What we learn from them is fascinating, considering that compositions like this are now created in powerful computer systems with dozens of separate tracks and digital effects. The Doctor Who theme, on the other hand, recorded in 1963, was made even before basic analog synthesizers came into use. “There are no musicians,” says Mills, “there are no synthesizers, and in those days, we didn’t even have a 2-track or a stereo machine, it was always mono.” (Despite popular misconceptions, the theme does not feature a Theremin.) Derbyshire confirms; each and every part of the song “was constructed on quarter-inch mono tape,” she says, “inch by inch by inch,” using such recording techniques as “filtered white noise” and something called a “wobbulator.” How were all of these painstakingly constructed individual parts combined without multi track technology? “We created three separate tapes,” Derbyshire explains, “put them onto three machines and stood next to them and said “Ready, steady, go!” and pushed all the ‘start’ buttons at once. It seemed to work.”

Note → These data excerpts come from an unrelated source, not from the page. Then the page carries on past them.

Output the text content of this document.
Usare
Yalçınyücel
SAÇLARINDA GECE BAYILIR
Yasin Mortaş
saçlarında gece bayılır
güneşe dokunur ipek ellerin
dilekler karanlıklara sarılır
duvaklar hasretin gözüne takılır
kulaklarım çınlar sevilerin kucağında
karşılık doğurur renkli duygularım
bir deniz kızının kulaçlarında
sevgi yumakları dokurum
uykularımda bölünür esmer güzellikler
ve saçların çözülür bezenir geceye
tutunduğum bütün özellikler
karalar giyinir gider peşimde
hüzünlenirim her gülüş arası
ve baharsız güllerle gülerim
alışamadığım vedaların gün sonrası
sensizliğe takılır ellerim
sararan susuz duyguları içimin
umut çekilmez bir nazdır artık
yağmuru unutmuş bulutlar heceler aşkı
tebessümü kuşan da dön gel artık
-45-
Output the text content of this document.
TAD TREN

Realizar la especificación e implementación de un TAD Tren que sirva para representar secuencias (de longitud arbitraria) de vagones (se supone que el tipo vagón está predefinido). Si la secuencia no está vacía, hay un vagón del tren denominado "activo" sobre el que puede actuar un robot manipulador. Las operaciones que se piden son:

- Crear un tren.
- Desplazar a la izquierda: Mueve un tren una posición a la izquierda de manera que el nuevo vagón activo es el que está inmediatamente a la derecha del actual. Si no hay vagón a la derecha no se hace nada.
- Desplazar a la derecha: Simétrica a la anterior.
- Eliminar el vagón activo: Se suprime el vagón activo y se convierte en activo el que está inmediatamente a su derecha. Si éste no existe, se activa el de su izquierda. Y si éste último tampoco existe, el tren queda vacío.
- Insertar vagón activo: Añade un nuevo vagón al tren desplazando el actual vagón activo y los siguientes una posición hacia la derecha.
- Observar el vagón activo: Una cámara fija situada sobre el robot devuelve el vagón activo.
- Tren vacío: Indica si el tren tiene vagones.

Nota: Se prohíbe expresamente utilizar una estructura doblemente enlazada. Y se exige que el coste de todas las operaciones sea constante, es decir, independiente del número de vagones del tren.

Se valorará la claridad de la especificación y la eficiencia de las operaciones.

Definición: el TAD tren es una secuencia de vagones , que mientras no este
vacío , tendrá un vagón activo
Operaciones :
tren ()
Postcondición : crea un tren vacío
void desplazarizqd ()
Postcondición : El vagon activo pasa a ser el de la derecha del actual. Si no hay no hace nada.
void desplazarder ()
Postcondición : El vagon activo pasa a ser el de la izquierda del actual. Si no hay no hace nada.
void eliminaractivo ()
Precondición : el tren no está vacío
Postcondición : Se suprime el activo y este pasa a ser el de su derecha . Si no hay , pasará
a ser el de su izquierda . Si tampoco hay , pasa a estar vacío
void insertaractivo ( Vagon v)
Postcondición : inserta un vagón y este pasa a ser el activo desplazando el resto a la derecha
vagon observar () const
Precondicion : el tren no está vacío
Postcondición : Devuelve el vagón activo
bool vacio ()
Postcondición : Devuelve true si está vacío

The theme came about when Grainer received a commission from the BBC after his well-received work on other series. He “composed the theme on a single sheet of A4 manuscript,” writes Mark Ayres in an extensive online history, “and sent it over from his home in Portugal, leaving the Workshop to get on with it.” Aware that the musique concrète techniques Derbyshire and her team used “were very time-consuming, Grainer provided a very simple composition, in essence just the famous bass line and a swooping melody,” as well as vaguely evocative instructions for orchestration like “wind bubble” and “cloud.” Ayres writes, “To an inventive radiophonic composer such as Delia Derbyshire, this was a gift.” Indeed “upon hearing it,” The Atlantic notes, “a very impressed Grainer barely recognized it as his composition. Due to BBC policies at the time, Granier—against his objections—is still officially credited as the sole writer.” But the credit for this futuristic work—which sounds absolutely like nothing else of the time and “which brought to a wide audience methods once exclusive to the high modernism of experimental composition”—should equally go to Derbyshire and her team. You can contrast that ahead-of-its-time original theme with all of the iterations to follow in the video just above.